Но ей не стоит знать о сцене на обрыве.
Не то чтобы я его оправдывала. Нет. Я не буду его защищать. Не буду воспринимать его поступок как нечто незначительное.
Однако произошедшее будет погребено в памяти. Как и все, что касается Девлина.
Так ли важна справедливость? Нет, если мне придется пожертвовать своим душевным спокойствием.
Я уже справилась со стольким в одиночку. Что еще можно добавить в этот список?
С тяжестью на душе и разбитым сердцем я наконец-то добралась до дома своей семьи. Над огромным участком начинают спускаться синие сумерки, а громадные ворота закрываются за мной. Скрип ворот сопровождается жутким звуком, а туман, клубящийся вдалеке, не уменьшает жути этой сцены.
Я выхожу из машины и замираю, глядя себе под ноги. Волосы на затылке встают дыбом, а конечности неудержимо трясутся.
Что, если этот сумасшедший ублюдок преследовал меня? Что, если он причинит вред моей семье?
Если он будет угрожать им, я убью его.
Никаких сомнений.
Возможно, я могу пережить то, что он сделал со мной, но другое дело, если он коснется моих близких. Клянусь, я просто сойду с ума.
Долгие минуты проходят, пока я осматриваю окружающее пространство и сжимаю кулаки. Убедившись, что я не привела с собой бешеного пса, направляюсь в дом.
Мама и папа построили этот дом таким большим, внушительным, но в нем столько тепла, поэтому в нем так комфортно.
Здание расположено на большом участке земли на окраине Лондона. Деревянная беседка, установленная посреди сада, украшена нашими детскими рисунками.
Звездочки, которые я нарисовала в возрасте около трех лет, кажутся гротескными и совершенно отвратительными по сравнению с теми, что нарисовали мои братья.
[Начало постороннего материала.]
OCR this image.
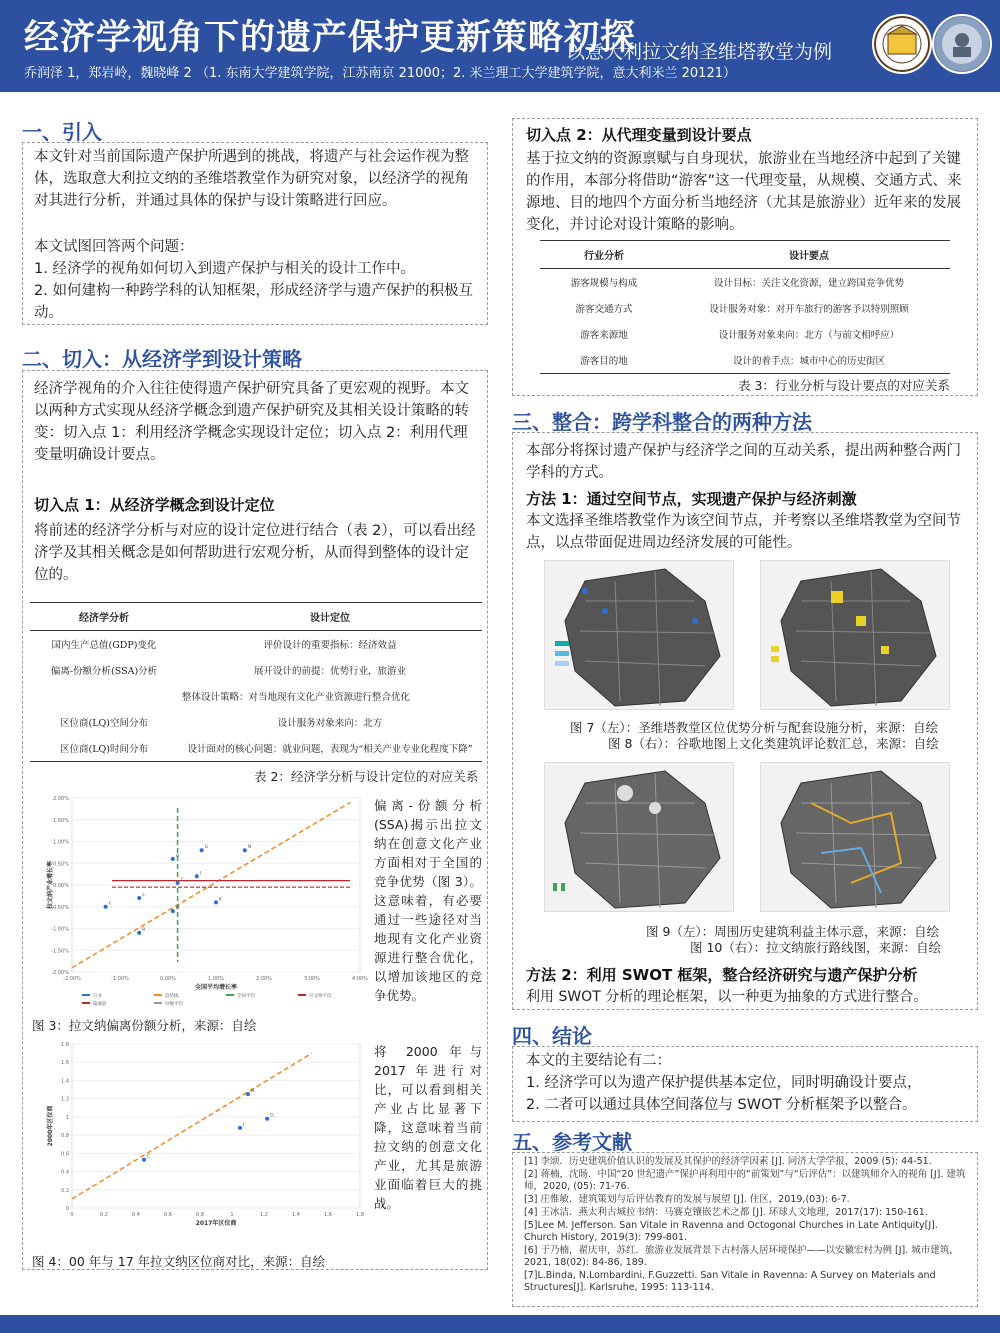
经济学视角下的遗产保护更新策略初探
以意大利拉文纳圣维塔教堂为例
乔润泽 1，郑岩岭，魏晓峰 2 （1. 东南大学建筑学院，江苏南京 21000；2. 米兰理工大学建筑学院，意大利米兰 20121）
一、引入
本文针对当前国际遗产保护所遇到的挑战，将遗产与社会运作视为整体，选取意大利拉文纳的圣维塔教堂作为研究对象，以经济学的视角对其进行分析，并通过具体的保护与设计策略进行回应。
本文试图回答两个问题：
1. 经济学的视角如何切入到遗产保护与相关的设计工作中。
2. 如何建构一种跨学科的认知框架，形成经济学与遗产保护的积极互动。
二、切入：从经济学到设计策略
经济学视角的介入往往使得遗产保护研究具备了更宏观的视野。本文以两种方式实现从经济学概念到遗产保护研究及其相关设计策略的转变：切入点 1：利用经济学概念实现设计定位；切入点 2：利用代理变量明确设计要点。
切入点 1：从经济学概念到设计定位
将前述的经济学分析与对应的设计定位进行结合（表 2），可以看出经济学及其相关概念是如何帮助进行宏观分析，从而得到整体的设计定位的。
经济学分析	设计定位
国内生产总值(GDP)变化	评价设计的重要指标：经济效益
偏离-份额分析(SSA)分析	展开设计的前提：优势行业，旅游业
	整体设计策略：对当地现有文化产业资源进行整合优化
区位商(LQ)空间分布	设计服务对象来向：北方
区位商(LQ)时间分布	设计面对的核心问题：就业问题，表现为“相关产业专业化程度下降”
表 2：经济学分析与设计定位的对应关系
-2.00%
-1.50%
-1.00%
-0.50%
0.00%
0.50%
1.00%
1.50%
2.00%
-2.00%	-1.00%	0.00%	1.00%	2.00%	3.00%	4.00%
G	N
C
L
F
R
K
I
H
M
全国平均增长率
拉文纳产业增长率
行业	趋势线	全国平均	拉文纳平均
偏离值	份额平均
偏离-份额分析(SSA)揭示出拉文纳在创意文化产业方面相对于全国的竞争优势（图 3）。这意味着，有必要通过一些途径对当地现有文化产业资源进行整合优化，以增加该地区的竞争优势。
图 3：拉文纳偏离份额分析，来源：自绘
0
0.2
0.4
0.6
0.8
1
1.2
1.4
1.6
1.8
0	0.2	0.4	0.6	0.8	1	1.2	1.4	1.6	1.8
N
G
I
C
2017年区位商
2000年区位商
将 2000 年与 2017 年进行对比，可以看到相关产业占比显著下降，这意味着当前拉文纳的创意文化产业，尤其是旅游业面临着巨大的挑战。
图 4：00 年与 17 年拉文纳区位商对比，来源：自绘
切入点 2：从代理变量到设计要点
基于拉文纳的资源禀赋与自身现状，旅游业在当地经济中起到了关键的作用，本部分将借助“游客”这一代理变量，从规模、交通方式、来源地、目的地四个方面分析当地经济（尤其是旅游业）近年来的发展变化，并讨论对设计策略的影响。
行业分析	设计要点
游客规模与构成	设计目标：关注文化资源，建立跨国竞争优势
游客交通方式	设计服务对象：对开车旅行的游客予以特别照顾
游客来源地	设计服务对象来向：北方（与前文相呼应）
游客目的地	设计的着手点：城市中心的历史街区
表 3：行业分析与设计要点的对应关系
三、整合：跨学科整合的两种方法
本部分将探讨遗产保护与经济学之间的互动关系，提出两种整合两门学科的方式。
方法 1：通过空间节点，实现遗产保护与经济刺激
本文选择圣维塔教堂作为该空间节点，并考察以圣维塔教堂为空间节点，以点带面促进周边经济发展的可能性。
图 7（左）：圣维塔教堂区位优势分析与配套设施分析，来源：自绘
图 8（右）：谷歌地图上文化类建筑评论数汇总，来源：自绘
图 9（左）：周围历史建筑利益主体示意，来源：自绘
图 10（右）：拉文纳旅行路线图，来源：自绘
方法 2：利用 SWOT 框架，整合经济研究与遗产保护分析
利用 SWOT 分析的理论框架，以一种更为抽象的方式进行整合。
四、结论
本文的主要结论有二：
1. 经济学可以为遗产保护提供基本定位，同时明确设计要点，
2. 二者可以通过具体空间落位与 SWOT 分析框架予以整合。
五、参考文献
[1] 李颂．历史建筑价值认识的发展及其保护的经济学因素 [J]. 同济大学学报，2009 (5): 44-51.
[2] 蒋楠，沈旸．中国“20 世纪遗产”保护再利用中的“前策划”与“后评估”：以建筑师介入的视角 [J]. 建筑师，2020, (05): 71-76.
[3] 庄惟敏．建筑策划与后评估教育的发展与展望 [J]. 住区，2019,(03): 6-7.
[4] 王冰洁．燕太利古城拉韦纳：马赛克镶嵌艺术之都 [J]. 环球人文地理，2017(17): 150-161.
[5]Lee M. Jefferson. San Vitale in Ravenna and Octogonal Churches in Late Antiquity[J]. Church History, 2019(3): 799-801.
[6] 于乃楠，翟庆申，苏红．旅游业发展背景下古村落人居环境保护——以安徽宏村为例 [J]. 城市建筑，2021, 18(02): 84-86, 189.
[7]L.Binda, N.Lombardini, F.Guzzetti. San Vitale in Ravenna: A Survey on Materials and Structures[J]. Karlsruhe, 1995: 113-114.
Не хочу смотреть на них и мучиться от комплекса неполноценности.
Не сейчас.
Поэтому я разуваюсь и пробираюсь в подвал. Там находятся наши творческие студии.
Рядом с мастерской всемирно известной художницы.
Каждый в мире искусства знает имя Астрид Клиффорд Кинг или узнает ее подпись – Астрид К. Кинг. Ее наброски покорили сердца критиков и владельцев галерей по всему миру, и ее часто приглашают в качестве почетного гостя на открытие выставок и эксклюзивных мероприятий.
Именно благодаря моей маме у меня и моих братьев развились художественные задатки. Лэндон невероятно легко работает над картинами. Брэндон – очень дотошен.
А я?
Я настолько хаотично работаю, что иногда сама не понимаю своего творения. Так что я не вхожу в их внутренний круг.
Моя рука дрожит, когда открываю дверь, ведущую в студию, построенную папой для нас, когда близнецам исполнилось десять лет.
Лэн и Брэн пользуются той, что побольше, а мне досталась поменьше. Когда-то в подростковом возрасте я зависала с братьями, но их талант задавил мою душу, и я месяцами не могла ничего нарисовать.
Поэтому мама попросила папу построить отдельную студию, чтобы у меня появилось больше личного пространства. Не знаю, додумалась ли она до этого сама или Брэн рассказал ей, но разницы особой не было. Зато мне не приходилось видеть плоды их гениальности и чувствовать себя с каждым днем все ничтожнее и ничтожнее.
На самом деле не стоит даже сравнивать себя с ними. Они не только старше меня, но и очень разные. Лэн – скульптор, закоренелый садист, который может и превращает своих подопечных в камни, если представится такая возможность.
Брэн, с другой стороны, рисует пейзажи и все, что не связано с людьми, животными или тем, у чего есть глаза.
Я… тоже художница. Наверное. Скетчер и поклонница современного импрессионизма. Мне просто не хватает определенности, которая есть у моих братьев.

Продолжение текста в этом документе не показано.